(Bloomberg) -- Indonesia’s central bank gave the first signs Thursday that it will begin normalizing policy soon, even as it left its benchmark interest rate unchanged.
Bank Indonesia kept the seven-day reverse repurchase rate at a record-low 3.5% at its first monetary policy meeting of 2022, as predicted by all 29 analysts in a Bloomberg survey. In a briefing in Jakarta, Gov. Perry Warjiyo said BI will start raising banks’ reserve requirement ratio, with an increase to 5% in March.
“BI is trying to have its cake and eat it too,” preparing to normalize policy while encouraging lending growth through macroprudential measures, said Wellian Wiranto, economist at Oversea-Chinese Banking Corp. in Singapore. “To that end, a gradual tightening of RRR is in the pipeline too.”
The Jakarta Composite Index pared its gains after the decision, and was up 0.3% as of 2:39 p.m. local time.
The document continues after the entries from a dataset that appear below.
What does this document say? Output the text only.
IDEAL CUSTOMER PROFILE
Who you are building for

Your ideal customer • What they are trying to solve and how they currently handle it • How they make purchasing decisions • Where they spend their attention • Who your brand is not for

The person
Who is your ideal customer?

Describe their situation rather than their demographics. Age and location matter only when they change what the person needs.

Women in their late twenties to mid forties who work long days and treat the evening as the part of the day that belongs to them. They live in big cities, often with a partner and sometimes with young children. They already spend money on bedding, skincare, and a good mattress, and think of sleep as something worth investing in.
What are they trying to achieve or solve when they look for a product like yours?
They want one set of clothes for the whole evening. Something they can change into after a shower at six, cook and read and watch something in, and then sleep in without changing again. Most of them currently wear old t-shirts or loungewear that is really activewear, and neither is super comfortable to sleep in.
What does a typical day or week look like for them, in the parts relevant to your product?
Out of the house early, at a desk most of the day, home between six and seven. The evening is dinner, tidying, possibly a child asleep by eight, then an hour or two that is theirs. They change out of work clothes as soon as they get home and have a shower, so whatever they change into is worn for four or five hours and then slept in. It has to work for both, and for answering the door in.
Southeast Asia’s biggest economy has rebounded strongly from last year’s recession, but the recovery may be hampered by the spread of the omicron variant, which has driven new Covid-19 cases to their highest level in three months. While the government has refrained from tightening curbs, a worsening local outbreak could force its hand.
Bank Indonesia is trying to pull off a balancing act between reviving the economy -- seen expanding 4.7%-5.5% this year -- and supporting the currency as it embarks on a “pro-stability” focus for 2022.
The rupiah has been under pressure as investors pulled funds amid expectations for faster U.S. rate hikes, declining 0.75% against the dollar so far this year, Asia’s second-worst performer. Meanwhile, the trade surplus could shrink further due to a coal export halt and rising demand for imported goods, eroding support for the currency.
Benign inflation is giving the central bank room to breathe, as price gains are on course to meet Bank Indonesia’s 2%-4% target this year after hovering below that range for all of 2021.